MM.1S and OPM2 MM cells were cultured in the presence and absence of HS-5 stromal cells (A, B) or differentiated osteoclasts (C, D) and treated with MLN4924 for 72 hrs. The resulting cell viability was normalized to each respective no drug control (n=4). Comparable activity was observed against MM.1S and OPM2 cells both in the presence or absence of these bone microenvironment cells with treatment with MLN4924.
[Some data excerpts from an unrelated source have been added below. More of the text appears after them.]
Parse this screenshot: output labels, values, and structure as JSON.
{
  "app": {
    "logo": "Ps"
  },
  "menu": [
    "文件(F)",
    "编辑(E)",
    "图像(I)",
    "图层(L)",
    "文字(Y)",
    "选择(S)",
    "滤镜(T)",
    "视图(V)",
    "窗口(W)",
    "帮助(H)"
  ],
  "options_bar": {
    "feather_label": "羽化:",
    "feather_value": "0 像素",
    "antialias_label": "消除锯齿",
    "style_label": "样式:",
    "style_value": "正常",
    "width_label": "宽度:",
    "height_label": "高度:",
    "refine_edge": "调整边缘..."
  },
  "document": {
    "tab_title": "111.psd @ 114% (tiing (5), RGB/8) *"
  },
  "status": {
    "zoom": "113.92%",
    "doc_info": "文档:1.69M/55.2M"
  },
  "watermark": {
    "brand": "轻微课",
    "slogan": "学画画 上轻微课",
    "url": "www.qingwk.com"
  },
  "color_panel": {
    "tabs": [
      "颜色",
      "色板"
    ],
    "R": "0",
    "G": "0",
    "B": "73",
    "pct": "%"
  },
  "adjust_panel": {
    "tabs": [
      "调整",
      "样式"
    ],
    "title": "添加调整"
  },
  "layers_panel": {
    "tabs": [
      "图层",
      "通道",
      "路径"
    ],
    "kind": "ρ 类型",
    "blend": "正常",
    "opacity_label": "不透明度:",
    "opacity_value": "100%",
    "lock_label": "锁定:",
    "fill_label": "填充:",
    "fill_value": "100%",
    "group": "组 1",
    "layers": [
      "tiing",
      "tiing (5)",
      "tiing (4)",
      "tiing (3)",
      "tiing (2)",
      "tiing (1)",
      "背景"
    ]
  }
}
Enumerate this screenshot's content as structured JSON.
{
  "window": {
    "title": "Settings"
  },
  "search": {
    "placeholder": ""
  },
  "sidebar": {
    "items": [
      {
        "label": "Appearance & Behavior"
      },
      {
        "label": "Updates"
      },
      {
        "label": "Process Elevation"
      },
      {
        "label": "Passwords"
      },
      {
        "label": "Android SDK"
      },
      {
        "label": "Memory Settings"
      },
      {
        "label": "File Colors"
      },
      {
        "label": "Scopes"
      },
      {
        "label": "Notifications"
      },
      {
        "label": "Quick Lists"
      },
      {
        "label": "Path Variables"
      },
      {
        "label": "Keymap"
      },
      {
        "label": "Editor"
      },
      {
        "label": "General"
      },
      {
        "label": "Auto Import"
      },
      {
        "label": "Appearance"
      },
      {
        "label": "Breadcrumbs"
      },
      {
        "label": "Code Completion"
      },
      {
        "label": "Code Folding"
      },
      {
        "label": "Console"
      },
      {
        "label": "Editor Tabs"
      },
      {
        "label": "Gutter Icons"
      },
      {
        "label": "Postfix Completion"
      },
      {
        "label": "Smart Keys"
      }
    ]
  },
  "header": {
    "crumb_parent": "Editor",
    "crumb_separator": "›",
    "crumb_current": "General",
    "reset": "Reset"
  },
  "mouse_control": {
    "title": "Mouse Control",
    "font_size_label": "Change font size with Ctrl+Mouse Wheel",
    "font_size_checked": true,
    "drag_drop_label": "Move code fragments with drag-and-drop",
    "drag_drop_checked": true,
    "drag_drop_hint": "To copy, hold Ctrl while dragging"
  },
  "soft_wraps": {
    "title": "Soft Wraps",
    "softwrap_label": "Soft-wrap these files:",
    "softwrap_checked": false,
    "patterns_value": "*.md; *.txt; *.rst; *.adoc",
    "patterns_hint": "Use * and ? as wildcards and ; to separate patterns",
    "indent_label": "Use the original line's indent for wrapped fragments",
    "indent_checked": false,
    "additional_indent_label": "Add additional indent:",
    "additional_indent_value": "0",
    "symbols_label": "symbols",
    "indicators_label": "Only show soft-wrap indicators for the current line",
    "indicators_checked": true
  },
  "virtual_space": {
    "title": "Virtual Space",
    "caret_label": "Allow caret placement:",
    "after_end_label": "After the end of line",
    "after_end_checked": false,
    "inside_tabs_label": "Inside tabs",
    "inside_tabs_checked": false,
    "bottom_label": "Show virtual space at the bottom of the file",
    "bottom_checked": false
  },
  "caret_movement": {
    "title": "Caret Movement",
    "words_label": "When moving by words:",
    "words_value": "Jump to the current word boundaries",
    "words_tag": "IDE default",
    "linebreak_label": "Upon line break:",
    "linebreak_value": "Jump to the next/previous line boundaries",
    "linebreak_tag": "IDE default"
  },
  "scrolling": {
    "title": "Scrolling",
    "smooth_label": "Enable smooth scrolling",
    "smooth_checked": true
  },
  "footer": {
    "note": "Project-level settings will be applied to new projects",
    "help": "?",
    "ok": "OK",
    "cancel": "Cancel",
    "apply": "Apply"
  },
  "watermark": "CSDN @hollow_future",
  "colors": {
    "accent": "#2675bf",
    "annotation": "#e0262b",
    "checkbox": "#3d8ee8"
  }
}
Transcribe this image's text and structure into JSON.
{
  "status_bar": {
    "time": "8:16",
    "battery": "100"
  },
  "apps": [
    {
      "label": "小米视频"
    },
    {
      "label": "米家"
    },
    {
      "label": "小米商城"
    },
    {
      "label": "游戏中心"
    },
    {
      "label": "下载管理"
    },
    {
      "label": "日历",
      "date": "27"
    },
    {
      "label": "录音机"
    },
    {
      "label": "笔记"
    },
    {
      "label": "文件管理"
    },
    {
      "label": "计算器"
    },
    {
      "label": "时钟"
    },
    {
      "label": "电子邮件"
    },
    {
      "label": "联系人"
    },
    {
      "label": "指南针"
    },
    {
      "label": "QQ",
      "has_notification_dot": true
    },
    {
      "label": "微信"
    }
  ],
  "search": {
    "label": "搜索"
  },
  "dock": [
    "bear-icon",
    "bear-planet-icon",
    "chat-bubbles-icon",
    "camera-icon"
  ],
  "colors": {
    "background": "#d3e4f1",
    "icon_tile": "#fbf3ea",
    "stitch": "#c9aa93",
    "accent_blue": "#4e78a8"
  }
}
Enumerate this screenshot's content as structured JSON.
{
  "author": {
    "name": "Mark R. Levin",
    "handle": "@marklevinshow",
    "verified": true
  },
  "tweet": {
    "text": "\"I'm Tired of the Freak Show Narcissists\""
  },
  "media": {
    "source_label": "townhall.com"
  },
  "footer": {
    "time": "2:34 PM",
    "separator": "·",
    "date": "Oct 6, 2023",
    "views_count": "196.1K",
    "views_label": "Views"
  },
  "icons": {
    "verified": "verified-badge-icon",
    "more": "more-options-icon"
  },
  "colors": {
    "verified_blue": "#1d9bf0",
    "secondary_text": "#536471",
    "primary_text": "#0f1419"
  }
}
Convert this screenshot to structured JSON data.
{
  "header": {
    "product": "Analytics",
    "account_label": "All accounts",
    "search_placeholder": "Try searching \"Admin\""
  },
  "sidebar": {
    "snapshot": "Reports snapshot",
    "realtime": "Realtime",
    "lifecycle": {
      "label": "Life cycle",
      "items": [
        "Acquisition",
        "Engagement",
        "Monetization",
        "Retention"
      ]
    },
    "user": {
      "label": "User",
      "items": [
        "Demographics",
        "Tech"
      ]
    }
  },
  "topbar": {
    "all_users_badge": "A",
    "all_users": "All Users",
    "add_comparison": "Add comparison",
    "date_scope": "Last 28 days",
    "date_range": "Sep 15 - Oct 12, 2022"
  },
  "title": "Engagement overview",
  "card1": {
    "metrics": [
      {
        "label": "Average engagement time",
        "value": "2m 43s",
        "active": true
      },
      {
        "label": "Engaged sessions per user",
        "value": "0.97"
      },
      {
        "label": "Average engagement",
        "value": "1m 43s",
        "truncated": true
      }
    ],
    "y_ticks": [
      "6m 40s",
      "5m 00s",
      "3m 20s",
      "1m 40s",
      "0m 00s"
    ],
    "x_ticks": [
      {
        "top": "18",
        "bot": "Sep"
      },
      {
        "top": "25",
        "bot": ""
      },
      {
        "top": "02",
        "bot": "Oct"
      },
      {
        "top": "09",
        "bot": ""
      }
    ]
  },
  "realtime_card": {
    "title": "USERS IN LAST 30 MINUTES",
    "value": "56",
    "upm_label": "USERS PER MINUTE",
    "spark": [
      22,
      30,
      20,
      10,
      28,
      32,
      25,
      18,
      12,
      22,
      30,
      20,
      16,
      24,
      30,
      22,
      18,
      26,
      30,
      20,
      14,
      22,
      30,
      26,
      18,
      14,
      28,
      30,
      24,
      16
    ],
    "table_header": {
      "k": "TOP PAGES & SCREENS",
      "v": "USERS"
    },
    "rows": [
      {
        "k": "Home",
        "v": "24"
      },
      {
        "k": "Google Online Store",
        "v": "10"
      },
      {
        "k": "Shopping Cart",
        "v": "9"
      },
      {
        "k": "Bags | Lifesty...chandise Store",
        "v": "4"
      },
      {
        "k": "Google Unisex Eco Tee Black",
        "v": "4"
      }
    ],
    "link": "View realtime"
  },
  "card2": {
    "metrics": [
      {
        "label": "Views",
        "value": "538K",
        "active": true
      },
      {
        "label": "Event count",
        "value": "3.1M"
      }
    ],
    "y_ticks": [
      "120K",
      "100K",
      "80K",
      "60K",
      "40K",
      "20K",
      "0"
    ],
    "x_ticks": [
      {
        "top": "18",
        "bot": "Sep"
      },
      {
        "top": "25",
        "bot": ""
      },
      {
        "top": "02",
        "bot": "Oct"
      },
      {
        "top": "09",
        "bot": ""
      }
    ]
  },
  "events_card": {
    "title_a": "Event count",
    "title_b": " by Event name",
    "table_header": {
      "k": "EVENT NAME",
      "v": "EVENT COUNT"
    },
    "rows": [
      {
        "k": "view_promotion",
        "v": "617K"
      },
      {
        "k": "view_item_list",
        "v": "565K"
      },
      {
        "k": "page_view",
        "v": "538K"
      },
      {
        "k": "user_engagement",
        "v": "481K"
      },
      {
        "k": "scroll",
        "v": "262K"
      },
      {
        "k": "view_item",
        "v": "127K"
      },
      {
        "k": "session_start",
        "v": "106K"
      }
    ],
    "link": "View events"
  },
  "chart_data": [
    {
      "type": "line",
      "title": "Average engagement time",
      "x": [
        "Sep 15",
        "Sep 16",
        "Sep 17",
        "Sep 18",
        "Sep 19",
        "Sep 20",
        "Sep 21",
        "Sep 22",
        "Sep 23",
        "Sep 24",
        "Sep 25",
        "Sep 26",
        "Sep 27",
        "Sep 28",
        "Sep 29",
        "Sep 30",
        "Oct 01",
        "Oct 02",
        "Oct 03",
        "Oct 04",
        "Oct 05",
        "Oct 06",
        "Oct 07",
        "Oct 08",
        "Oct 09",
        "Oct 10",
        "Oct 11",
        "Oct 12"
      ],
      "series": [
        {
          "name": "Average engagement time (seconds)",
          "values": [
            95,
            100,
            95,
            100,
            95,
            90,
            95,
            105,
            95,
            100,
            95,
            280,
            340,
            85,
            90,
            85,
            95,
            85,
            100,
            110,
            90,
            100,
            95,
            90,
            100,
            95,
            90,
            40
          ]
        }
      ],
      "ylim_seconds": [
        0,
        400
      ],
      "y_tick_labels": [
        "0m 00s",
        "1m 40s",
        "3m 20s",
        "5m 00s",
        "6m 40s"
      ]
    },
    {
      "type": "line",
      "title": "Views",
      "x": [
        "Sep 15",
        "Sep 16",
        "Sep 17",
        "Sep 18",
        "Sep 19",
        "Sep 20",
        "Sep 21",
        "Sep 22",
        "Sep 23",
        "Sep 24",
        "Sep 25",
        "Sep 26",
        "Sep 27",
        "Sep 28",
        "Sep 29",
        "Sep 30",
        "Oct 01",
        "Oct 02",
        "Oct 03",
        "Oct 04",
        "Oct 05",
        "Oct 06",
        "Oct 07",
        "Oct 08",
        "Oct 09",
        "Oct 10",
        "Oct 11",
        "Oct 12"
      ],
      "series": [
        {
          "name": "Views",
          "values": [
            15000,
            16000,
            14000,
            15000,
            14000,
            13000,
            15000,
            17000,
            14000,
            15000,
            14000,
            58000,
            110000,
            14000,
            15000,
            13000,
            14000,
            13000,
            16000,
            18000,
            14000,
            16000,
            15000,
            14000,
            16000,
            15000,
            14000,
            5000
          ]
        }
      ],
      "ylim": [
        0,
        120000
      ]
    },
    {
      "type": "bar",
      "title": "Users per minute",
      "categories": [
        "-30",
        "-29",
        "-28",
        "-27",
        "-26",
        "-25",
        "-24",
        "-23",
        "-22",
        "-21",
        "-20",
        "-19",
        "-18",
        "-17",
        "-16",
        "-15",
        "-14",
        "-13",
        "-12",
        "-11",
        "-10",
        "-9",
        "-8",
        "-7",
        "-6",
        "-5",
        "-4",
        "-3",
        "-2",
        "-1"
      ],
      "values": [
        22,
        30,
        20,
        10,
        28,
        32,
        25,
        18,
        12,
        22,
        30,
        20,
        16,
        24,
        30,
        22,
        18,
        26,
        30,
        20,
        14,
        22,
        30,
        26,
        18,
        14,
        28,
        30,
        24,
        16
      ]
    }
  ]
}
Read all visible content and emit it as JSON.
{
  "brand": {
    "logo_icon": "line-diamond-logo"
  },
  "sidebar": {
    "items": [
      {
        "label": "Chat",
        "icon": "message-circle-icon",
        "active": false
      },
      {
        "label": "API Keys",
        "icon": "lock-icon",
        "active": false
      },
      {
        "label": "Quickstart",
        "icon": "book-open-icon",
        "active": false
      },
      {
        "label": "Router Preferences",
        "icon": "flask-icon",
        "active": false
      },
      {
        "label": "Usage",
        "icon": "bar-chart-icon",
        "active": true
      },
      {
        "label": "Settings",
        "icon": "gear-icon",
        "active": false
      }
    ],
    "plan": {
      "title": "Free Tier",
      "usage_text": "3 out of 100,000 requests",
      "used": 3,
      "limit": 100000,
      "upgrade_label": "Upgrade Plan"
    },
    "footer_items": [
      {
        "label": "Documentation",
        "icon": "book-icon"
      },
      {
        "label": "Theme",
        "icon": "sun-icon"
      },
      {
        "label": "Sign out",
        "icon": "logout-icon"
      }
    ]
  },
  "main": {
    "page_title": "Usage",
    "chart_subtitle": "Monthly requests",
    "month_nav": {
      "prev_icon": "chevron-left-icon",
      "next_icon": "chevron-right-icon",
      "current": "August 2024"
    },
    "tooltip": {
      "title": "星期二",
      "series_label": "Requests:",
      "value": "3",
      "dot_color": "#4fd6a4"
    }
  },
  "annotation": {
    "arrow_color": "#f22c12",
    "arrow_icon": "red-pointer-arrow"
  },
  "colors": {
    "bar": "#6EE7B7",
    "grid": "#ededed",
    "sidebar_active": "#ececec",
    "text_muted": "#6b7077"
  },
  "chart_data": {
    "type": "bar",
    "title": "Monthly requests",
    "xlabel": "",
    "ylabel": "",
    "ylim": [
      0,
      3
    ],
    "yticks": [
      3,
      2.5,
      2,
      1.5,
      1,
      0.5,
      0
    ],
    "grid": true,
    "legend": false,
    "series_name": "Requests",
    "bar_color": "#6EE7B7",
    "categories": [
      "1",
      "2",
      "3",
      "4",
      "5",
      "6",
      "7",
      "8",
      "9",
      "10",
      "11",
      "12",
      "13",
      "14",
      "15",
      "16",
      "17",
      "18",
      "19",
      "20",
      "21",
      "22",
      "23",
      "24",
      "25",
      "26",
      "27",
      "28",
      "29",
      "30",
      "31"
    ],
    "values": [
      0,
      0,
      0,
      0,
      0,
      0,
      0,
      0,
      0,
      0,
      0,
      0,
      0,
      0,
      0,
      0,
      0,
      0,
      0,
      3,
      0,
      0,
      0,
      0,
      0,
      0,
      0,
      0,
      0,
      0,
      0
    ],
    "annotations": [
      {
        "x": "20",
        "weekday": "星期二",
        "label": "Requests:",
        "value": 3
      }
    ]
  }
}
Figure 4. In vivo anti-MM activity of MLN4924

RPMI8226/S cells were injected subcutaneously in CB.17-SCID mice and treatment was initiated once tumors had reached approximately 200mm³. MLN4924 was dosed subcutaneously at 10, 30 and 60 mg/kg BID for 21 days and tumor volume monitored (N=12 per group). There was a statistically significant difference in tumor burden only when comparing the control with 60mg/kg group (p<0.05; 1-way ANOVA; A). In addition, an orthotopic model of MM was evaluated. Sublethally irradiated NOD/SCID mice injected I.V. with MM1.S MM cells were randomly assigned to receive MLN4924 treatment (60 mg/kg BID i.p.) or vehicle control. Tumor burden was evaluated by whole-body bioluminescence imaging weekly and tumor burden calculated using Living Image software (B). Treated mice had lower tumor burden compared to vehicle treated controls (p=0.1186 day 33; p=0.0269 day 38; N=6 per group).

Figure 5. Immunoblotting analysis and transcriptional profiles of MLN4924-treated MM cells

MM.1S cells treated with MLN4924 show upregulation (as early as 8hrs) of p27, CTD1 and NRF2, which are known targets of the NEDD8 pathway, followed by markers of cell death, such as cleavage of PARP and caspase-3 at later time-points (as early as 32 hours after initiation of treatment) (A). The gene expression profiling changes triggered in MM.1S cells by MLN4924 vs. Bort were evaluated using the HG-U133plus2 oligonucleotide microarray. The profile of MLN4924-triggered transcriptional changes was distinct from the one induced by Bort exposure (B). Known transcriptional responses to 20S proteasome inhibition, such as upregulation of proteasome subunits (C) minimal or absent in the MLN4924-treated cells.

Figure 6. Combinations of MLN4924 with established anti-MM agents

MLN4924 treatment was combined with agents used for clinical management of MM, namely Bort (A), Doxo (B), and Dex (C). Activity was observed with these combinations at drug doses relevant to those achieved clinically in the treatment of patients.